Following today’s news that the Serious Fraud Office (SFO) is moving in on the Tesco £263m auditing ‘black hole’, I suspect that several people I know and like will be feeling quite apprehensive at the prospect of some serious official questioning. There is something in this story – from what has emerged so far – that’s rather reminiscent of the scandal that surrounded the British parliamentary expenses system a few years ago. But the numbers are, of course, bigger this time.
In both cases, a group of people knew at least part of what was going on – and knew that others in the loop knew – but no one was talking. In the Westminster scandal, members of parliament annually pocketed thousands of pounds to cover payments for which they were absolutely not eligible. This is precisely what Tesco is accused of doing: asking suppliers for money that should only have been payable if sales of their products had been greater than they actually were. In technical terms, the accusation is that the retailer was ‘bringing forward rebates’: or, as an accountant might say ‘claiming profits that have not yet been made’. Which sounds to me rather like the classic Israeli military term, ‘pre-emptive retaliation’.
Getting sales projections wrong is not very difficult; quite the reverse. But at Tesco, it looks as though it was happening on an industrial scale, and over several years. Profits are believed to have been overstated by £118m in the first half of 2014, by £70m in the 2013-2014 financial year and by £75m prior to that. Given the limited number of suppliers big enough to make these kinds of payments and with whom supermarkets have close relationships, it is more than likely that the retailer will have made a number of visits to the same well. (Wine-focused readers should note that as I mentioned previously, it is very likely that wine suppliers will only have been contributing in the same way – and at relatively smaller levels – as much bigger companies such as Coca Cola, Unilever and Procter & Gamble).

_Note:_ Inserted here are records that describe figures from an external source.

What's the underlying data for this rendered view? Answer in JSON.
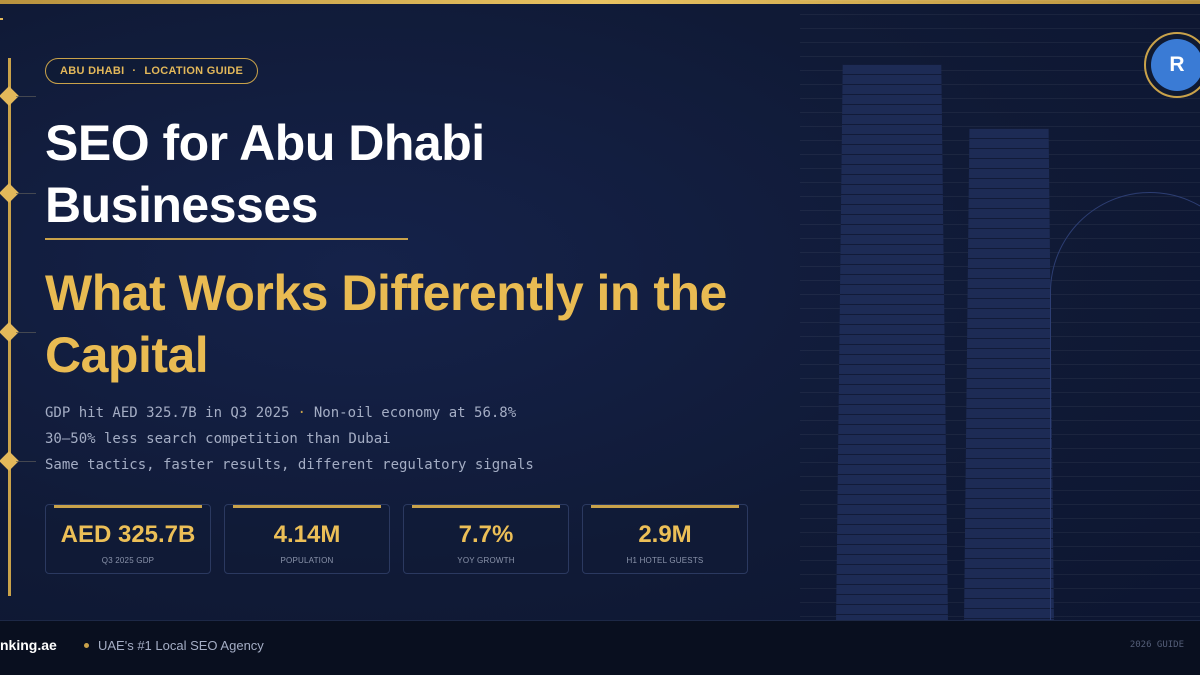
{
  "badge": {
    "city": "ABU DHABI",
    "separator": "·",
    "label": "LOCATION GUIDE"
  },
  "avatar": {
    "initial": "R"
  },
  "title": "SEO for Abu Dhabi Businesses",
  "subtitle": "What Works Differently in the Capital",
  "lines": [
    {
      "parts": [
        "GDP hit AED 325.7B in Q3 2025",
        "·",
        "Non-oil economy at 56.8%"
      ]
    },
    {
      "parts": [
        "30–50% less search competition than Dubai"
      ]
    },
    {
      "parts": [
        "Same tactics, faster results, different regulatory signals"
      ]
    }
  ],
  "stats": [
    {
      "value": "AED 325.7B",
      "label": "Q3 2025 GDP"
    },
    {
      "value": "4.14M",
      "label": "POPULATION"
    },
    {
      "value": "7.7%",
      "label": "YOY GROWTH"
    },
    {
      "value": "2.9M",
      "label": "H1 HOTEL GUESTS"
    }
  ],
  "footer": {
    "brand": "nking.ae",
    "tagline": "UAE's #1 Local SEO Agency",
    "guide": "2026 GUIDE"
  },
  "colors": {
    "gold": "#e3b85a",
    "navy": "#0f1a33",
    "avatar": "#3a7bd5"
  }
}
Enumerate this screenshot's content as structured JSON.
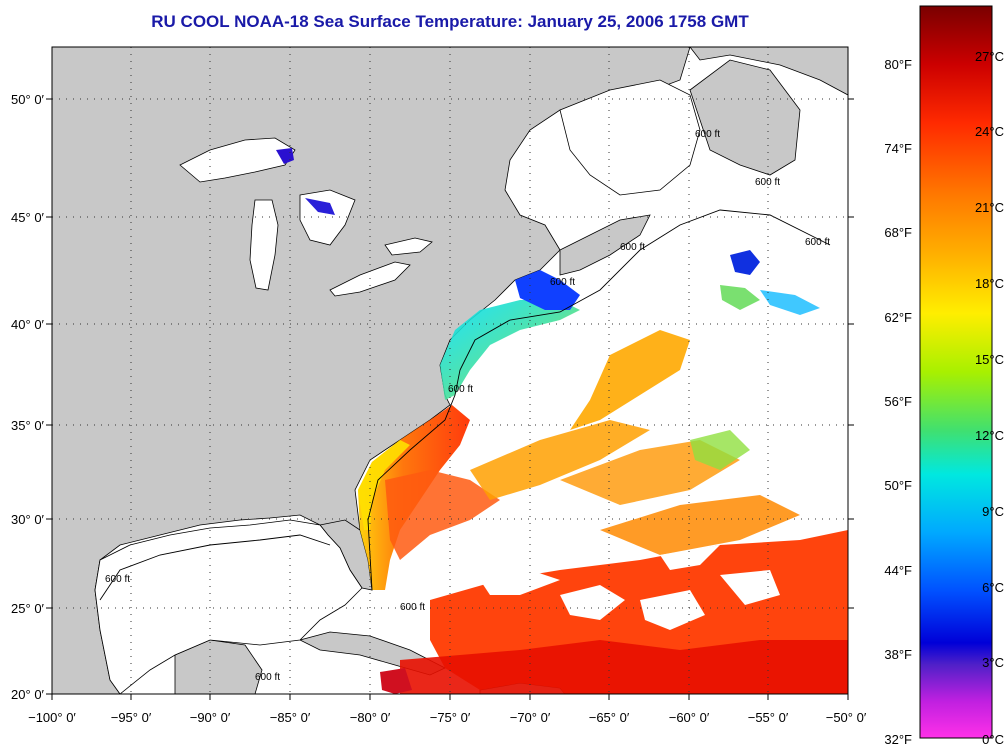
{
  "title": "RU COOL  NOAA-18  Sea Surface Temperature:  January 25, 2006 1758 GMT",
  "map": {
    "extent": {
      "lon": [
        -100,
        -50
      ],
      "lat": [
        20,
        52.5
      ]
    },
    "lon_ticks": [
      "−100° 0′",
      "−95° 0′",
      "−90° 0′",
      "−85° 0′",
      "−80° 0′",
      "−75° 0′",
      "−70° 0′",
      "−65° 0′",
      "−60° 0′",
      "−55° 0′",
      "−50° 0′"
    ],
    "lat_ticks": [
      "50° 0′",
      "45° 0′",
      "40° 0′",
      "35° 0′",
      "30° 0′",
      "25° 0′",
      "20° 0′"
    ],
    "isobath_labels": [
      "600 ft",
      "600 ft",
      "600 ft",
      "600 ft",
      "600 ft",
      "600 ft",
      "600 ft",
      "600 ft",
      "600 ft"
    ],
    "land_color": "#c8c8c8",
    "cloud_color": "#ffffff"
  },
  "colorbar": {
    "fahrenheit": [
      "80°F",
      "74°F",
      "68°F",
      "62°F",
      "56°F",
      "50°F",
      "44°F",
      "38°F",
      "32°F"
    ],
    "celsius": [
      "27°C",
      "24°C",
      "21°C",
      "18°C",
      "15°C",
      "12°C",
      "9°C",
      "6°C",
      "3°C",
      "0°C"
    ],
    "colors": [
      "#7a0000",
      "#cc0000",
      "#ff2a00",
      "#ff6a00",
      "#ffaa00",
      "#ffee00",
      "#b8f000",
      "#40e070",
      "#00e8e0",
      "#00a8ff",
      "#0050ff",
      "#0000d8",
      "#7020c0",
      "#ff20e0"
    ]
  }
}
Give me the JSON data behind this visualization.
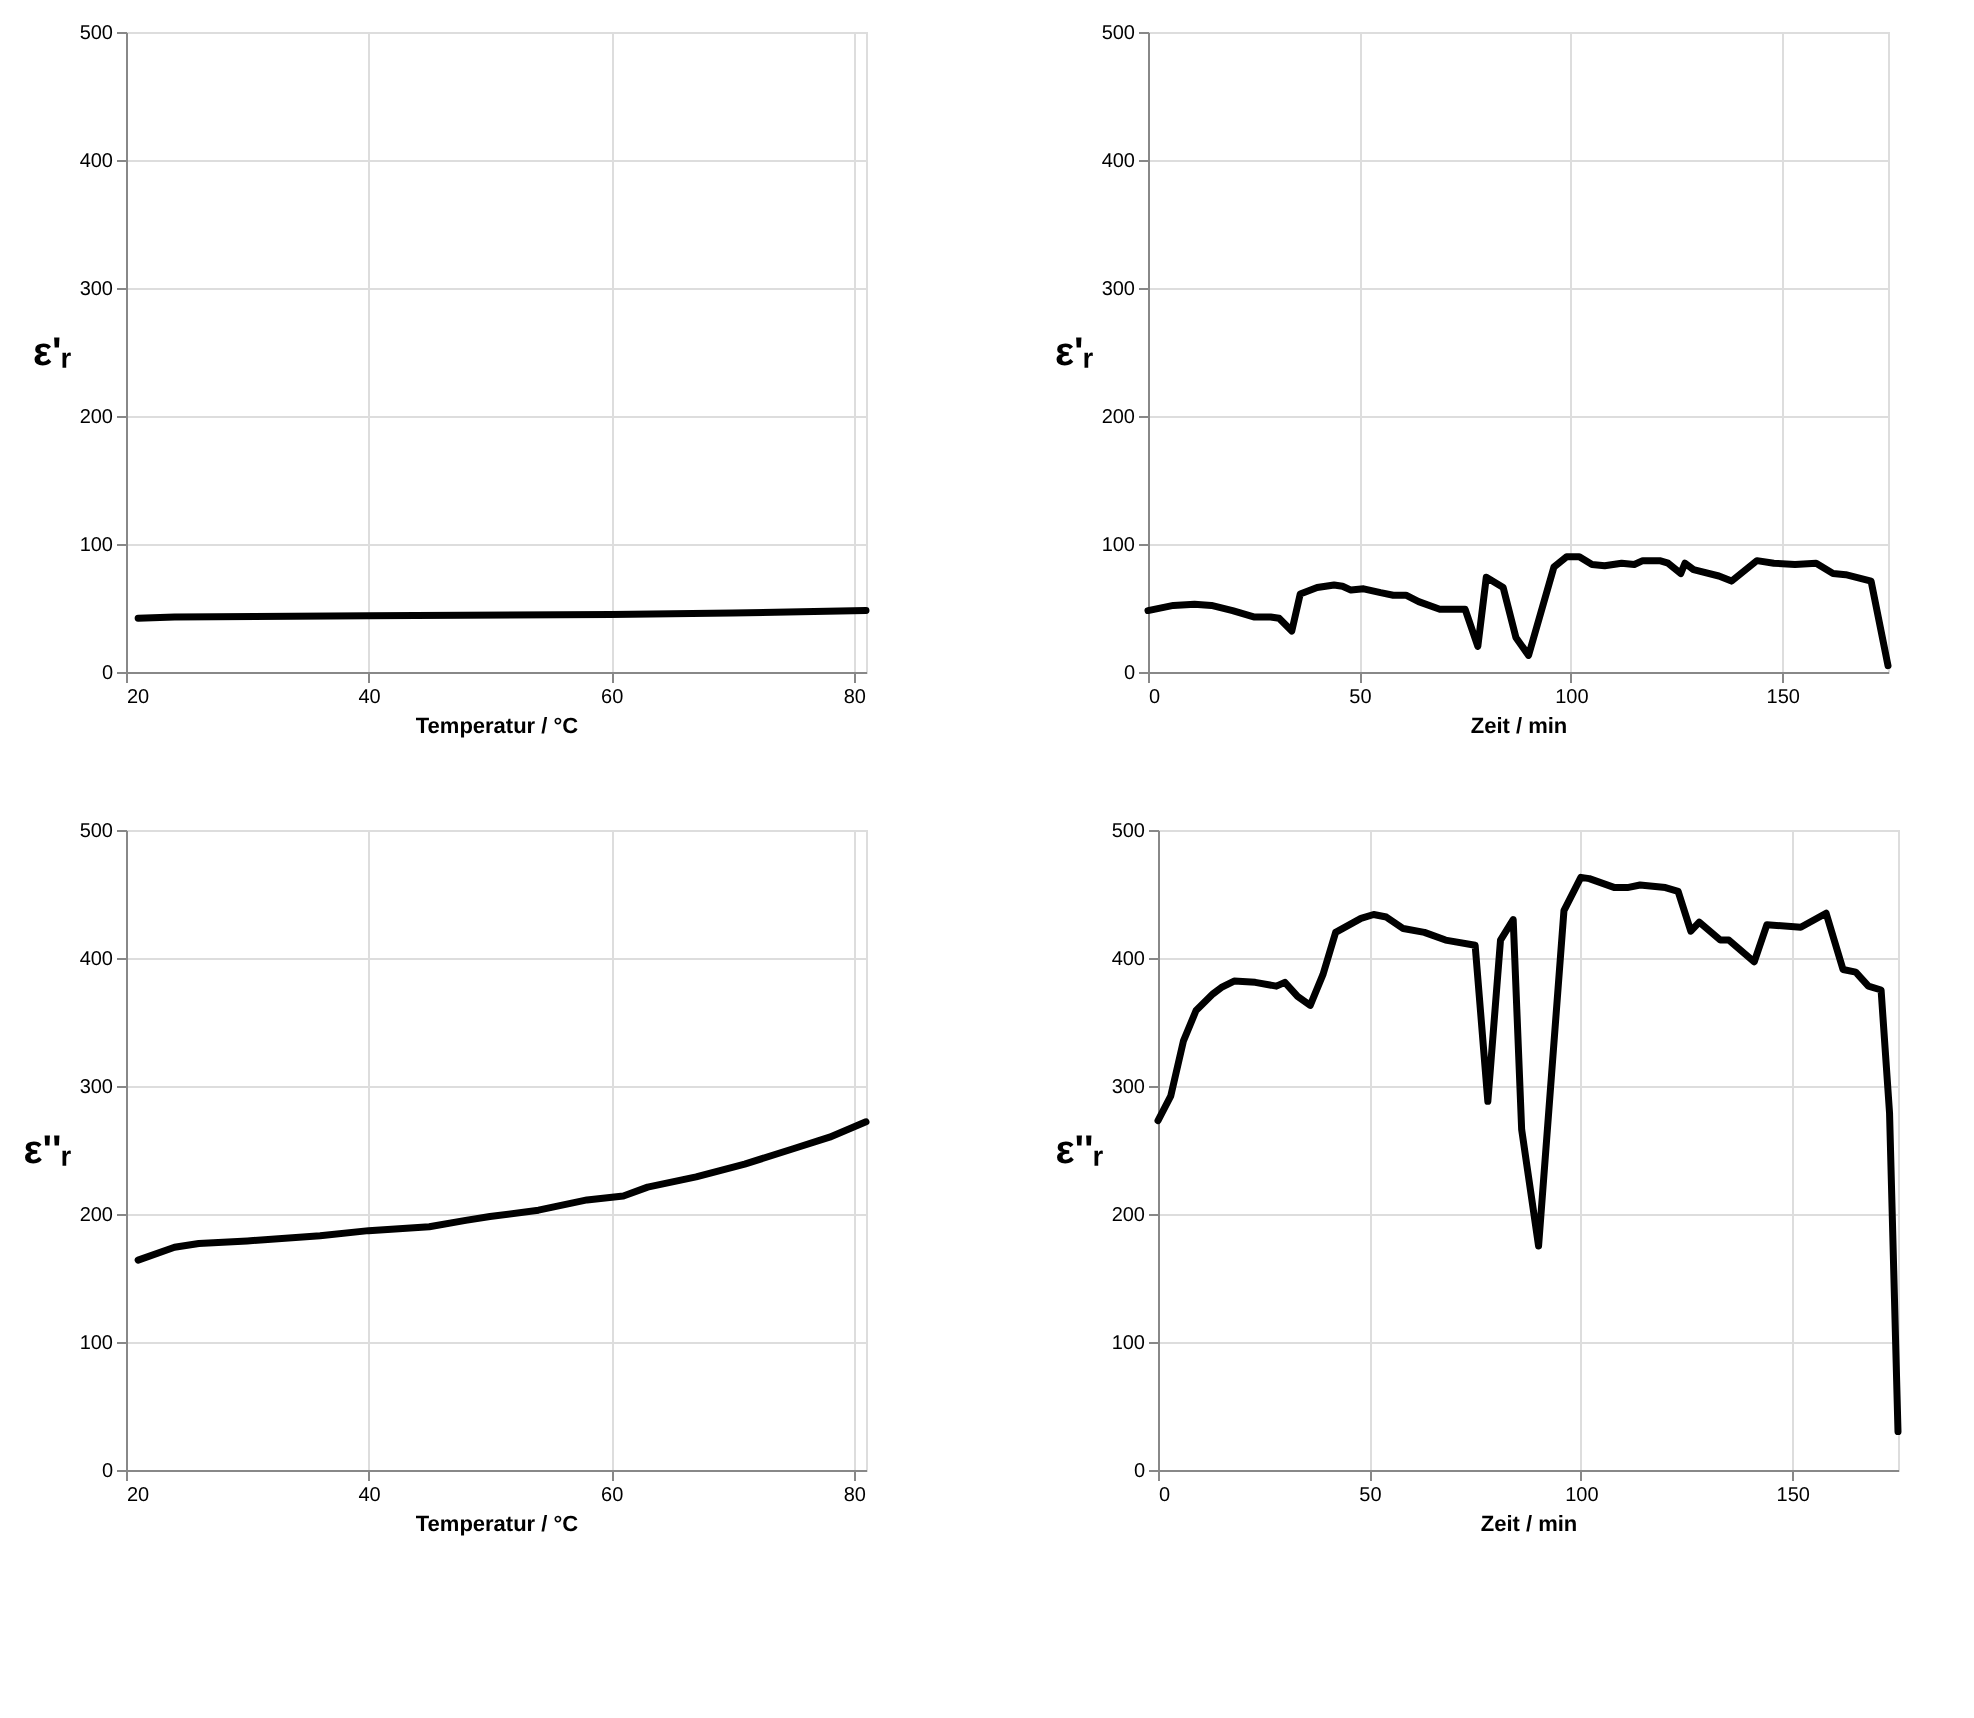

The SFO investigation will take a long while: the numbers are big and the stakes high. But while the wheels grind small and slow, there are bound to be increasing discussions over the nature and desirability of the ‘commercial income’ that lies at the heart of this saga. Some readers of own little piece may have gained the impression that I prefer the German discounter model of net sales in which the payments only ever go from retailer to supplier and not vice versa.
Far from it. In fact, I entirely understand the logic of suppliers contributing to retailers financially in the context of a strategy to build sales – and ultimately profitability – of a brand.
The JBP sounds like a very good idea. What’s not to like? Well, actually, as several respondents to the piece have made clear, rather a lot. First, it naturally favours the trend towards small numbers of big retailers trading with small numbers of big suppliers. A JBP makes no sense when applied to smaller producers and importers. As Angela Mount, former wine buyer at the now-closed UK retailer Somerfield said in a recent Harpers piece, she was almost obliged to work with companies with the “most lucrative promotional strategies and marketing money”. Her employers told her to “Get the brands listed who are going to give us money…”
Second, even when signed between grown ups, a JBP can be a very unequal arrangement.
In other words, rather like the UK being fined by the EU for having the fastest-recovering economy in Europe, wine producers can be penalised by their customers for making a product consumers enjoy drinking and believe to be good value. Suppliers can of course walk away from the table when the play gets too rough, but the world is full of wine and plenty of companies ready to adapt their modus operandi to the UK model. Like a Victorian schoolboy who keeps a book ready to stick down the back of his trousers in case of a beating from the teacher, they hold a cash reserve with which to fund retailers’ unexpected calls for cash.
The point to be stressed is that nothing I have just described necessarily fits into the remit of the SFO enquiry. In other words, as long as the retailer keeps its accounts correctly, it will be breaking no rules. Whether this is all a Good Thing is a matter of opinion.